Meng Cai, Zhang Jun, Zhou Fugen, Wang Tianmiao
School of Astronautics, Beihang University, 37 Xueyuan Road, Beijing 100191, China.
School of Astronautics, Beihang University, 37 Xueyuan Road, Beijing 100191, China.
Comput Biol Med. 2014 Sep;52:49-56. doi: 10.1016/j.compbiomed.2014.06.009. Epub 2014 Jun 25.
Image distortion correction and geometric calibration are critical operations for using C-arm DSA (Digital Subtraction Angiography) images to digitally navigate vascular interventional surgery. In traditional ways, C-arm images are corrected with global or local correction methods where a supposed virtual ideal image is needed, and then the corrected images are utilized to calibrate the C-arm with a pin-hole model. In this paper, we propose a new method to calibrate the C-arm with a nonlinear model and to improve navigation performance. We first calibrate the C-arm with a nonlinear model and then the distortion correction is accomplished without virtual ideal image. In this paper, the nonlinear model of C-arm imaging system is addressed at first, and then the C-arm is calibrated with a two-stage method. In the first stage, the C-arm is calibrated with the markers in image center by RAC (radial alignment constraint) method, and in the second stage the calibration parameters are optimized with Levenberg-Marquadt algorithm by minimizing the sum of the square of difference between all markers׳ real distorted positions and their theoretical distorted positions in the phantom image. Based on the calibration result, the image distortion can be corrected. To verify our method, experiments were conducted with a conventional DSA C-arm machine in hospital. The errors in distortion correction and 3D (three-dimensional) reconstruction were quantitatively compared with the global polynomial correction method and visual model method, and the results showed that the proposed method had better performance in distortion correction and 3D reconstruction.
图像畸变校正和几何校准是使用C型臂数字减影血管造影(DSA)图像进行血管介入手术数字导航的关键操作。

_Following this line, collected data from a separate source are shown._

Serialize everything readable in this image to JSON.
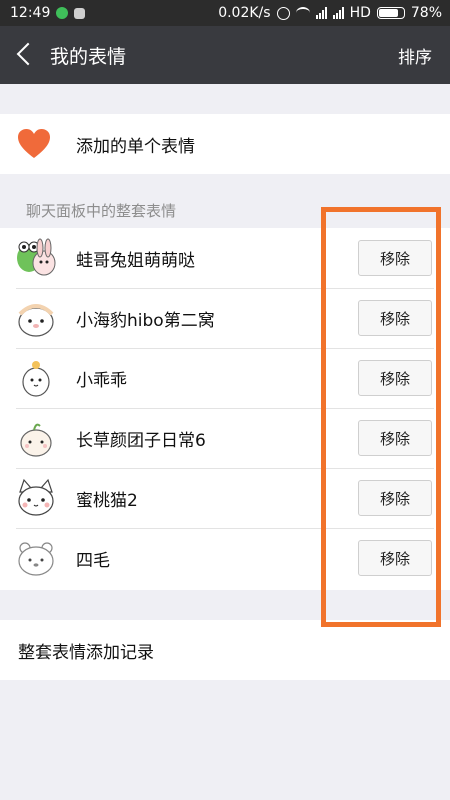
{
  "status_bar": {
    "time": "12:49",
    "speed": "0.02K/s",
    "network": "HD",
    "battery": "78%"
  },
  "header": {
    "title": "我的表情",
    "sort_label": "排序"
  },
  "single": {
    "label": "添加的单个表情",
    "icon": "heart-icon",
    "icon_color": "#f06a3a"
  },
  "section": {
    "title": "聊天面板中的整套表情"
  },
  "packs": [
    {
      "name": "蛙哥兔姐萌萌哒",
      "button": "移除",
      "icon": "frog-bunny-sticker"
    },
    {
      "name": "小海豹hibo第二窝",
      "button": "移除",
      "icon": "seal-sticker"
    },
    {
      "name": "小乖乖",
      "button": "移除",
      "icon": "chick-sticker"
    },
    {
      "name": "长草颜团子日常6",
      "button": "移除",
      "icon": "dumpling-sticker"
    },
    {
      "name": "蜜桃猫2",
      "button": "移除",
      "icon": "peach-cat-sticker"
    },
    {
      "name": "四毛",
      "button": "移除",
      "icon": "bear-sticker"
    }
  ],
  "history": {
    "label": "整套表情添加记录"
  },
  "colors": {
    "app_bar": "#393a3f",
    "highlight": "#f1732b",
    "background": "#efeff4"
  }
}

传统方法中,C型臂图像通过全局或局部校正方法进行校正,这种方法需要一个假定的虚拟理想图像,然后利用校正后的图像通过针孔模型对C型臂进行校准。在本文中,我们提出了一种使用非线性模型校准C型臂并提高导航性能的新方法。我们首先使用非线性模型校准C型臂,然后在无需虚拟理想图像的情况下完成畸变校正。本文首先阐述了C型臂成像系统的非线性模型,然后采用两阶段方法对C型臂进行校准。在第一阶段,通过径向对齐约束(RAC)方法使用图像中心的标记对C型臂进行校准,在第二阶段,通过最小化体模图像中所有标记的实际畸变位置与其理论畸变位置之间的差的平方和,使用列文伯格-马夸尔特算法对校准参数进行优化。基于校准结果,可以校正图像畸变。为验证我们的方法,在医院使用传统DSA C型臂机进行了实验。将畸变校正和三维(3D)重建中的误差与全局多项式校正方法和视觉模型方法进行了定量比较,结果表明所提出的方法在畸变校正和3D重建方面具有更好的性能。